Fragile X mental retardation protein (FMRP) is a RNA binding protein, the absence of which due to silencing of the FMR1 gene causes fragile X syndrome, an X-linked neurodevelopmental disorder (Bassell and Warren, 2008; Bhakar et al., 2012; Santoro et al., 2012). FMRP regulates the transport, stability and translation of its mRNA targets. Loss of FMRP alters translational control and receptor-mediated signaling pathways, leading to aberrant dendritic spine dynamics, synaptic dysfunction and behavioral phenotypes in fragile X syndrome (Wang et al., 2012; Sidorov et al., 2013; Suhl et al., 2014). Since the identification of FMR1 as the causative gene for fragile X syndrome in 1991, studies have mainly focused on understanding the function of FMRP. More and more potential FMRP mRNA targets and interacting proteins have been identified in the mammalian brain, supporting the critical roles of FMRP in neurodevelopment, synaptic plasticity and other neurological disorders apart from fragile X syndrome (Wang et al., 2008b, 2012; Pasciuto and Bagni, 2014a; Suhl et al., 2014). Fragile X syndrome, the most common monogenic cause of autism spectrum disorders (ASDs), has been leading the way for better understanding of autism and other neurodevelopmental disorders (Belmonte and Bourgeron, 2006; Bhakar et al., 2012; Banerjee et al., 2014; Cook et al., 2014). Clinically, a substantial proportion of children with fragile X syndrome meets diagnostic criteria for ASDs (Budimirovic and Kaufmann, 2011).

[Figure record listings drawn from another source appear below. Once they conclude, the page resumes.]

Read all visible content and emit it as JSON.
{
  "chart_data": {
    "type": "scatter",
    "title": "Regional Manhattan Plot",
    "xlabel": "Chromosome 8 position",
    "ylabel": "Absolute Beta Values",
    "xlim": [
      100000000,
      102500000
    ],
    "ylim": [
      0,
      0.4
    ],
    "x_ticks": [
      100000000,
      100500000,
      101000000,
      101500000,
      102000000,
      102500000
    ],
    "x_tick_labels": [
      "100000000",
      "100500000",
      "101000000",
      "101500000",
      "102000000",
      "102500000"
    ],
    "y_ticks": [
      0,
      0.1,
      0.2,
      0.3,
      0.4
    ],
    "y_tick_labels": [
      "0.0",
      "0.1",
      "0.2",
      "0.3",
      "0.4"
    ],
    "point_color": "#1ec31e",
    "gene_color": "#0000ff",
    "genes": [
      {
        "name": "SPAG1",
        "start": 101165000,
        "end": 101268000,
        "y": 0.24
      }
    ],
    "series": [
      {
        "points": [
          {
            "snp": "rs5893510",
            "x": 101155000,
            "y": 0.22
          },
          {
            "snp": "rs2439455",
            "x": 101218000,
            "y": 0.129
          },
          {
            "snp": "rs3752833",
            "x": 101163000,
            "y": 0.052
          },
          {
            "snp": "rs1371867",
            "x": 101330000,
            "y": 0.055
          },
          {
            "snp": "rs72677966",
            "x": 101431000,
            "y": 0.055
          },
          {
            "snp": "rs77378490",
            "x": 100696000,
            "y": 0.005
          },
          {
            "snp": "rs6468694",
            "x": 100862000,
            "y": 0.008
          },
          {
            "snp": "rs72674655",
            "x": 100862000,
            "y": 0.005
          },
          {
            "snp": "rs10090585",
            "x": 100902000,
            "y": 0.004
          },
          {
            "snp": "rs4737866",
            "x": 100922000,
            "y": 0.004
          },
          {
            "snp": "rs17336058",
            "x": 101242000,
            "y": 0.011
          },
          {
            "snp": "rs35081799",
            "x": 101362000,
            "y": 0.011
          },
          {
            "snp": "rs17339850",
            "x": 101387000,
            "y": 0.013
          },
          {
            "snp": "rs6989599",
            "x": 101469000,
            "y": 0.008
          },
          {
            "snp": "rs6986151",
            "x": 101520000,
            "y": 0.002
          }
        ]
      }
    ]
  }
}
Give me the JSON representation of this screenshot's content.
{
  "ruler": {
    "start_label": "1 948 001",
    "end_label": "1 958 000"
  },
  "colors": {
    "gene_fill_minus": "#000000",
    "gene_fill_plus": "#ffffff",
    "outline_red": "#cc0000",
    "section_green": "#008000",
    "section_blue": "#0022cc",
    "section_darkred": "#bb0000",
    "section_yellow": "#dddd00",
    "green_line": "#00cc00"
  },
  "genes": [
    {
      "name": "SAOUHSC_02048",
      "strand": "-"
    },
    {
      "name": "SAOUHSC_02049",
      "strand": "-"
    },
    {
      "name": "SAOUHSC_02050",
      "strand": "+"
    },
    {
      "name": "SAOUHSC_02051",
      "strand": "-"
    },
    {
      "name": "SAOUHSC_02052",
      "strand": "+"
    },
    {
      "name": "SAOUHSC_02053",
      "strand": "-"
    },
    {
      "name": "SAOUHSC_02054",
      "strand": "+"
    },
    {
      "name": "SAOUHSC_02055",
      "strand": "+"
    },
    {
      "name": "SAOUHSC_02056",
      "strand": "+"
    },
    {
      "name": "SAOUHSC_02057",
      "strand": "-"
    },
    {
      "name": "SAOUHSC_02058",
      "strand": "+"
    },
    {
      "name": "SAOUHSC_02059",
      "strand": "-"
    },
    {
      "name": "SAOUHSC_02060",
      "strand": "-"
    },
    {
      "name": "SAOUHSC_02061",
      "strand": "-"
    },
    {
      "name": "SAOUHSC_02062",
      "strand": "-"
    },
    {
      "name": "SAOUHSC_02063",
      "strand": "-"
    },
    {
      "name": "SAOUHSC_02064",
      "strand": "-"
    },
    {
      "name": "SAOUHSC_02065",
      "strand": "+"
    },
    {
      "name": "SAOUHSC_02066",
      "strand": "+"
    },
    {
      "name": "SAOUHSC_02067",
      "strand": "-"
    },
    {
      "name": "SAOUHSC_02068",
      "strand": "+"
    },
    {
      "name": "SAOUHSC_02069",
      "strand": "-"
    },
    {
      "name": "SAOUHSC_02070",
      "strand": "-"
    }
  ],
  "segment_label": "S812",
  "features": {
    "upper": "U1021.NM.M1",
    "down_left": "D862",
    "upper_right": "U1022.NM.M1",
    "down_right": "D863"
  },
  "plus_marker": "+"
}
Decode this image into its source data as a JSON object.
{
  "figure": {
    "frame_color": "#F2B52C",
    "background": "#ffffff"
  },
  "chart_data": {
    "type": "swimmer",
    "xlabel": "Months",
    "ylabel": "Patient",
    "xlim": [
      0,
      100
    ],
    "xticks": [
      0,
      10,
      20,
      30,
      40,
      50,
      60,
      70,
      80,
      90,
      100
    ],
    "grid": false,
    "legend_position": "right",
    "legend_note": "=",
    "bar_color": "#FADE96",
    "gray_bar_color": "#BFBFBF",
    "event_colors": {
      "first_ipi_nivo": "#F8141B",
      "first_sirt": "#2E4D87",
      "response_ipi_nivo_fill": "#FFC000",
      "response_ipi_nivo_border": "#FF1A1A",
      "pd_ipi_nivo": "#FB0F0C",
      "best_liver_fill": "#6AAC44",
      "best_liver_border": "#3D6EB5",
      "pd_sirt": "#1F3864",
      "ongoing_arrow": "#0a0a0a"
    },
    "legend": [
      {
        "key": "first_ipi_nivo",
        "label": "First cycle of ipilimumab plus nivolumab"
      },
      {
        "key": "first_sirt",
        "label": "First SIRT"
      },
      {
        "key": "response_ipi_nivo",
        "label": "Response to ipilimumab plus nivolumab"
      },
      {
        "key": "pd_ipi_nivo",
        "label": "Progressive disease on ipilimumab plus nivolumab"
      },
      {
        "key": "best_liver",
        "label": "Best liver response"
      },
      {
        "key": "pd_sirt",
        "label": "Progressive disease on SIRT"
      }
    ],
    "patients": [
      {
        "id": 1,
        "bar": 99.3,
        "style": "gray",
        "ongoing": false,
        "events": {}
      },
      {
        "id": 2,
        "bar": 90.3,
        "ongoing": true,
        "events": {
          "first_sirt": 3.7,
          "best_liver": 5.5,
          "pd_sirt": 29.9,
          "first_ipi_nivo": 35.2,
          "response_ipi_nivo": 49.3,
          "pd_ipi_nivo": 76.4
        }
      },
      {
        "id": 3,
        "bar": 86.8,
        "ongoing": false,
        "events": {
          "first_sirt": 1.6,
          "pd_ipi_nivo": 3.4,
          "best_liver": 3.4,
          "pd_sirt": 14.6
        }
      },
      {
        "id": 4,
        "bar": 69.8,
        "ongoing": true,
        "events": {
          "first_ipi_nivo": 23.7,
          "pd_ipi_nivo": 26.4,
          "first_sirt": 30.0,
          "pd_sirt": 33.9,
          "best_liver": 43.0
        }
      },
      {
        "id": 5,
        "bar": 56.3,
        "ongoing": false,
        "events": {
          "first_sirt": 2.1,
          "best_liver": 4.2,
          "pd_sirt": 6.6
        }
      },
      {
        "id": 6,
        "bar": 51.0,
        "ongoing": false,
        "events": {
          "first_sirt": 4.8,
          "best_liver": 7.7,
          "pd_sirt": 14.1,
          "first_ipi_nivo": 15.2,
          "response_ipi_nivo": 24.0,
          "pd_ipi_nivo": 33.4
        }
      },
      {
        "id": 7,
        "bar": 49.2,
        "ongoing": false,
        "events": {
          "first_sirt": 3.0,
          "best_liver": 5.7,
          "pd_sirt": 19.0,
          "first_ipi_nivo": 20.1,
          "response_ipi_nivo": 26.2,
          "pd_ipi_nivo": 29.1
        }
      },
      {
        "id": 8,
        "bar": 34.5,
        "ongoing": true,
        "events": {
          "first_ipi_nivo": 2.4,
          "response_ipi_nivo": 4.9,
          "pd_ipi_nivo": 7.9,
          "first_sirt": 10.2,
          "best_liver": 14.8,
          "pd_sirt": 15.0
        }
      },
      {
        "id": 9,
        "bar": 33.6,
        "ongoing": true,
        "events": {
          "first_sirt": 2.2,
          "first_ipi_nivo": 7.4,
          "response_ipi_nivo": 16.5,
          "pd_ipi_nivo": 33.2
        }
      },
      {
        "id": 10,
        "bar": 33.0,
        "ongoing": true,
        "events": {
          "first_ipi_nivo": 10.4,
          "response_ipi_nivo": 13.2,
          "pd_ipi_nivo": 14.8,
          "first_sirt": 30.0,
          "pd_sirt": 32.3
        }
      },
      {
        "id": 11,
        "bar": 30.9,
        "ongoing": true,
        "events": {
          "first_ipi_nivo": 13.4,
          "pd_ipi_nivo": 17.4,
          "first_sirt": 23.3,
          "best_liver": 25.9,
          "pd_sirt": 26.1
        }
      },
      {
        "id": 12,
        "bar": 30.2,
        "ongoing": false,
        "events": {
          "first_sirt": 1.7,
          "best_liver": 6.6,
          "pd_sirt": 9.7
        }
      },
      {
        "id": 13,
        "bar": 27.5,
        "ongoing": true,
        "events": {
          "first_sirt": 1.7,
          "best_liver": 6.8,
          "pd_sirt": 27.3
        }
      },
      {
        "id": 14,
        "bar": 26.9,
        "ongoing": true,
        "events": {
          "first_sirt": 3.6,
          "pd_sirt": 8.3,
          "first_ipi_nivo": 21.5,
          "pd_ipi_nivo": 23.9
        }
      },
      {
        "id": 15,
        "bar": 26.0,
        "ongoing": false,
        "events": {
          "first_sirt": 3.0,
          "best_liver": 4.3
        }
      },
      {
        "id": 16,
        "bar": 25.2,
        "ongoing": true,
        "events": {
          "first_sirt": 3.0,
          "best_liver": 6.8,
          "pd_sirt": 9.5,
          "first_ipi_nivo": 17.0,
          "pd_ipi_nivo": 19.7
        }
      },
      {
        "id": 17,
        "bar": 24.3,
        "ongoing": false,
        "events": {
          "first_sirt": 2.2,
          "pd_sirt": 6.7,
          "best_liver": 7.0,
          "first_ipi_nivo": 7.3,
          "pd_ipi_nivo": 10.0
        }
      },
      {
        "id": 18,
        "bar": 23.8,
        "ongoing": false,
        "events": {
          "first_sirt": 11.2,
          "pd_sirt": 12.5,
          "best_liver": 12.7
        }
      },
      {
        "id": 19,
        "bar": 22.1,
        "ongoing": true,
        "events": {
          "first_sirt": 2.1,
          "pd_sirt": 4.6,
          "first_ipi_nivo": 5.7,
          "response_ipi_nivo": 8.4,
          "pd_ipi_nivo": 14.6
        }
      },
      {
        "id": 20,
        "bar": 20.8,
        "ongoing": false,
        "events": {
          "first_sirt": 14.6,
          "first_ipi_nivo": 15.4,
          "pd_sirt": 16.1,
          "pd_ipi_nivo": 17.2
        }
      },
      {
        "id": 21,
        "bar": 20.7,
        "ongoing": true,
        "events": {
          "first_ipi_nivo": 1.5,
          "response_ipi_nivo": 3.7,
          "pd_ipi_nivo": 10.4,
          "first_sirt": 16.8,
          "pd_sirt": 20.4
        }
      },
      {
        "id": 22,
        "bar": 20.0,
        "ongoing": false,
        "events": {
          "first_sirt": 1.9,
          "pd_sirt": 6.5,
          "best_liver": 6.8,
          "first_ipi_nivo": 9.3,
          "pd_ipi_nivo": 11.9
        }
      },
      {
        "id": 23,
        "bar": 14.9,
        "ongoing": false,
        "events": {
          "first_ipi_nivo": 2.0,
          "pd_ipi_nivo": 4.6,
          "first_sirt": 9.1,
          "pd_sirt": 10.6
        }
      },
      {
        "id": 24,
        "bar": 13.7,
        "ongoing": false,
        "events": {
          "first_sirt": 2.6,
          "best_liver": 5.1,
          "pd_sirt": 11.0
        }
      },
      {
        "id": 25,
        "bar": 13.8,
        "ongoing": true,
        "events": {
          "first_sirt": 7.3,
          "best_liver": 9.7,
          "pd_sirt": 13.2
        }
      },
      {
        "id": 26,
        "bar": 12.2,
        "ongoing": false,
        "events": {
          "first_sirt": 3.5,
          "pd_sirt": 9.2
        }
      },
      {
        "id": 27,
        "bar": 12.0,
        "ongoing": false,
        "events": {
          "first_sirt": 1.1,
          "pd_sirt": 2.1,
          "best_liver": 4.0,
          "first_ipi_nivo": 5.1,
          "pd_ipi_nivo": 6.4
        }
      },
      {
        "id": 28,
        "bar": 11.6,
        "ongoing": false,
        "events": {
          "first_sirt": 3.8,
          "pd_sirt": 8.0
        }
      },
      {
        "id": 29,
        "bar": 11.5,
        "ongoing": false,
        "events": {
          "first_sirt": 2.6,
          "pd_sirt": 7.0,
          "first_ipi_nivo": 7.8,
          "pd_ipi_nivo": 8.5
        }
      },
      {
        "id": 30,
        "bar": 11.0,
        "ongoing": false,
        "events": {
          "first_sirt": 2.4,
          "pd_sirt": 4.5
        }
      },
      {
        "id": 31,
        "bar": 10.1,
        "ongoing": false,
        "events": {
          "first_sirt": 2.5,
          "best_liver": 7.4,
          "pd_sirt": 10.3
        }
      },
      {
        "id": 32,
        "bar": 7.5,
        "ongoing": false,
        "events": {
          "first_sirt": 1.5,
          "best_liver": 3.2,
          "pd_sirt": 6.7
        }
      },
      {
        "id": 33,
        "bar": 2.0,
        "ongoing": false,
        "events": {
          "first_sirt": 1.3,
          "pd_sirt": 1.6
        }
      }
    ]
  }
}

Genetically and biologically, many of the neuronal targets of FMRP overlap with genes associated with ASDs, suggesting the common pathways that are dysregulated and might be potential therapeutic targets for these neurodevelopmental disorders (Auerbach et al., 2011; Zoghbi and Bear, 2012; Darnell and Klann, 2013). Interestingly, studies in recent years have further revealed that FMRP regulates a multitude of synaptic proteins and components of signaling pathways that not only affect neurodevelopment, but also contribute to the pathogenesis of neurodegenerative diseases such as Alzheimer disease (AD), the leading cause for dementia in the elderly (Malter et al., 2010; Sokol et al., 2011; Westmark et al., 2011; Hamilton et al., 2014). FMRP may play a pivotal role in the association between neurodevelopmental and neurodegenerative disorders across lifespan.